The completely regular spaces $X$ such that the ring $C(X)$ is zero-dimensional (i.e., every prime ideal of $C(X)$ is maximal) are known as the "P-spaces" (in the sense of Gillman and Henriksen).  The book Rings of Continuous Functions by Gillman and Jerison (Springer 1960, GTM 43) describes a number of properties about them: specifically in exercise 4J and theorem 14.29 (and various other places listed after the latter theorem).
Among the equivalent properties, P-spaces are those in which every function which vanishes at a point $p\in X$ vanishes in a neighborhood of $p$, of in which every $G_\delta$ (countable intersection of open sets) is open.
These spaces look in many ways like discrete spaces, but they are not necessarily discrete: Gillman and Jerison give examples (exercises 4N and 13P) examples of nondiscrete P-spaces.
(Edit.) Here is a simple but interesting example of a non-discrete P-space: consider the set $Q$ of functions $x\colon \omega_1 \to \{0,1\}$ which are eventually $0$ (i.e. there is $\alpha<\omega_1$ such that $x(\xi)=0$ for $\xi\geq\alpha$) and order them lexicographically (i.e., $x$ and $y$ are compared as $x(\xi)$ and $y(\xi)$ for the smallest $\xi$ for which $x(\xi)\neq y(\xi)$).  Put the order topoplogy on $Q$.  Then $Q$ has no isolated point, but it is still a P-space (Gillman & Jerison, theorem 13.20 + exercise 13.P(1)).
A: (Edited, see comments and Gro-Tsen's answer)  
Put $A=C(X)$. 

(Wrong) I claim that $\dim A=0$ if and only if $X$ is discrete.  

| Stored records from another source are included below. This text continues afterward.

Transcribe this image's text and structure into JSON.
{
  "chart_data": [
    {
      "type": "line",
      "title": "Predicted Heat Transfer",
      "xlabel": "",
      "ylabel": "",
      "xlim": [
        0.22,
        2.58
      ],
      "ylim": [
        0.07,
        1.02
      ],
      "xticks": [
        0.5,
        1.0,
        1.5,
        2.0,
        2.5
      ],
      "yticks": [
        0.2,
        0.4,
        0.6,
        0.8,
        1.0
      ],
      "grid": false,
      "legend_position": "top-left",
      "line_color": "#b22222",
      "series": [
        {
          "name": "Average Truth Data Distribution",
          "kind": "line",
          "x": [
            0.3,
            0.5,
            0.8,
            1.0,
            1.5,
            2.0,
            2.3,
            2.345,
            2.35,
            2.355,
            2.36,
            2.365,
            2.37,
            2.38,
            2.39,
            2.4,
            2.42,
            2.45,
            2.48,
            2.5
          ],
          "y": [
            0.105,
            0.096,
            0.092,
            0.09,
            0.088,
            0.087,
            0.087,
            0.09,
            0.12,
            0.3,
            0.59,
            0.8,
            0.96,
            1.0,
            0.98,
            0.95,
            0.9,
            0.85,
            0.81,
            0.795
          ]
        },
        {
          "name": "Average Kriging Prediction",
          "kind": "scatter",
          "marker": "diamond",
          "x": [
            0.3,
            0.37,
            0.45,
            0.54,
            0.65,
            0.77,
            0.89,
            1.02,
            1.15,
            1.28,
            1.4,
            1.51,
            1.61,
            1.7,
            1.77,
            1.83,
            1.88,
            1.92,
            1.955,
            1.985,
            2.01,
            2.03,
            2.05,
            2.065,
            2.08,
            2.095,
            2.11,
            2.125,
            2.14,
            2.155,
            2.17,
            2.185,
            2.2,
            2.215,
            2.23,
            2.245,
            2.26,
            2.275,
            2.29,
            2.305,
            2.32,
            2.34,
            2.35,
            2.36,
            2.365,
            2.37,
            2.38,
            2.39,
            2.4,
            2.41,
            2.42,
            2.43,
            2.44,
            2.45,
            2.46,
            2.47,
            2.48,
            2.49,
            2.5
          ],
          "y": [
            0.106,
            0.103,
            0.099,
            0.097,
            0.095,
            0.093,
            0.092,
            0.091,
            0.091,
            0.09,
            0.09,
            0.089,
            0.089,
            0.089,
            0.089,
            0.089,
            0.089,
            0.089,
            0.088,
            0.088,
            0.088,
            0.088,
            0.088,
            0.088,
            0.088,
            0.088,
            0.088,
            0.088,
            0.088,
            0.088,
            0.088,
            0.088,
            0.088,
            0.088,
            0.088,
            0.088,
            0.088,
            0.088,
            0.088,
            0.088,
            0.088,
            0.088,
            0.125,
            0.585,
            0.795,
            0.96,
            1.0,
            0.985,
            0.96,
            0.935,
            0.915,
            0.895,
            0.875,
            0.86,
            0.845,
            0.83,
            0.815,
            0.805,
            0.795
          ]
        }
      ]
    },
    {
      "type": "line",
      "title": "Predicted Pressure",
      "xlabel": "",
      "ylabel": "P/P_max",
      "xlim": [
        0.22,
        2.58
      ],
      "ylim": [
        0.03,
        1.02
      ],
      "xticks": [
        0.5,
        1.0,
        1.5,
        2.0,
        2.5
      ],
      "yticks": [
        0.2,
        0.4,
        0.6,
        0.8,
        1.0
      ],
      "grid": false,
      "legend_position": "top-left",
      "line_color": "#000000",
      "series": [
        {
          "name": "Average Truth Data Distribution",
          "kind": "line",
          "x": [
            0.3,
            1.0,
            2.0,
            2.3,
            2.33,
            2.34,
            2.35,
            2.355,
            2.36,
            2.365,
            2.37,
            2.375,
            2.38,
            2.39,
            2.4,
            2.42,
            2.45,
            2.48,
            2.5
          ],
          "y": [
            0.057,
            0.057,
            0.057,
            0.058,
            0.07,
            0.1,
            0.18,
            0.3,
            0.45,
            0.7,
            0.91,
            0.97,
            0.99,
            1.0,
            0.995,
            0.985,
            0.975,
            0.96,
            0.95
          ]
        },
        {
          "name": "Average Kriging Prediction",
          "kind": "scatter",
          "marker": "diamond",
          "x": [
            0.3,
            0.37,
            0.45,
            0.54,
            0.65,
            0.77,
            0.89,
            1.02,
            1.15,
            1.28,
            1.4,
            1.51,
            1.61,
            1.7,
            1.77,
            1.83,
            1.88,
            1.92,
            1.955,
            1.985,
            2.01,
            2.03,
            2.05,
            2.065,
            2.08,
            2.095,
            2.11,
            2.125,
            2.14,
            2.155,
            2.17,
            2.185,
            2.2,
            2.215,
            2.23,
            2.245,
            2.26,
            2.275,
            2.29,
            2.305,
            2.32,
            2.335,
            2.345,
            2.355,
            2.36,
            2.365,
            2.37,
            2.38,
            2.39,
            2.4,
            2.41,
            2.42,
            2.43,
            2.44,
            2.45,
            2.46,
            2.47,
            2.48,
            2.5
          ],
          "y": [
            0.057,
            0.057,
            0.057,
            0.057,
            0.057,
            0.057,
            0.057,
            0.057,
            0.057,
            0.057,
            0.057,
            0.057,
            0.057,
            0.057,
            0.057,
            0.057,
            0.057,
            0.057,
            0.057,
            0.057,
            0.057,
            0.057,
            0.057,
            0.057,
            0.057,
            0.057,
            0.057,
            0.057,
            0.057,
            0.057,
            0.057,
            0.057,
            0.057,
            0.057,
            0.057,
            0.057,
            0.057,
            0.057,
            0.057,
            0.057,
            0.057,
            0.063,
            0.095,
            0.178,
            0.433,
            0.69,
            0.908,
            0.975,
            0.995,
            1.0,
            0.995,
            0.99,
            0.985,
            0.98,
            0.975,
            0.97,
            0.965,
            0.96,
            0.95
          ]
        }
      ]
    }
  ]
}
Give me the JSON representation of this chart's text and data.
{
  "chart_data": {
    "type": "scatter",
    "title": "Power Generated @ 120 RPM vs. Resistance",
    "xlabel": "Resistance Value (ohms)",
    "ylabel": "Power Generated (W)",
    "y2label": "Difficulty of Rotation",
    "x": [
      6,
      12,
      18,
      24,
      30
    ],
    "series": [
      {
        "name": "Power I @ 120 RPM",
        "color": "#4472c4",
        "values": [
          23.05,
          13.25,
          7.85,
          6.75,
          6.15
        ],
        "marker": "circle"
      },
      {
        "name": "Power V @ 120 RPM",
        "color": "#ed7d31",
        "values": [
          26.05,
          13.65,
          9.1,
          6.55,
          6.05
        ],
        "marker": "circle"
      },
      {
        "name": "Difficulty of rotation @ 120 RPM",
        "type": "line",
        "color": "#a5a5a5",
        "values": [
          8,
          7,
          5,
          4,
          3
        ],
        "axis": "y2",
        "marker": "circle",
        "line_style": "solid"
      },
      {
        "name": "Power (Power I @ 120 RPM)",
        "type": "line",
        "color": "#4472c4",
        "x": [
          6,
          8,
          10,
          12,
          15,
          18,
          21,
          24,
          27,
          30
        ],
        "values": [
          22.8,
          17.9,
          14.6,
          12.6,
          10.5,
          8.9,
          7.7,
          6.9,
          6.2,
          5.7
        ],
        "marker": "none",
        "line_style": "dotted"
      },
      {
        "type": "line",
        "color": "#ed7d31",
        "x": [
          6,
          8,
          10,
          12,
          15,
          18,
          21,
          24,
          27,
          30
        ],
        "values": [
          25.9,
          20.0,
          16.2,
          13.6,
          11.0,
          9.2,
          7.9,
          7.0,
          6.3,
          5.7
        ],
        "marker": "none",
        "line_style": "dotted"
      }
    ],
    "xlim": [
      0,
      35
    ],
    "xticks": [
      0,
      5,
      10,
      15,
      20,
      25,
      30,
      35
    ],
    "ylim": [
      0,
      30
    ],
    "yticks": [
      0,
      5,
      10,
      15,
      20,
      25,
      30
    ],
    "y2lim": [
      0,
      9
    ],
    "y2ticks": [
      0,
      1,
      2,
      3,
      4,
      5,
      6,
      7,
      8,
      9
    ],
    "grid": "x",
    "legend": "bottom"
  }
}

The "if" part is easy. Conversely, the condition $\dim A=0$ implies (without any other assumption on $X$) that every $f\in A$ is locally constant. Indeed, fix $f\in A$ and  $x\in X$. Denote by $m\subset A$ the corresponding maximal ideal. Then $A_m$ is a reduced zero-dimensional local ring, hence coincides with its residue field $\mathbb{R}$. In particular, the image of $f-f(x)$ in $A_m$ is zero, so $f=f(x)$ in a neighborhood of $x$.  

(Wrong) Now if in addition $X$ is a Tychonoff space, every point is the zero set of some $f\in A$, hence must be isolated.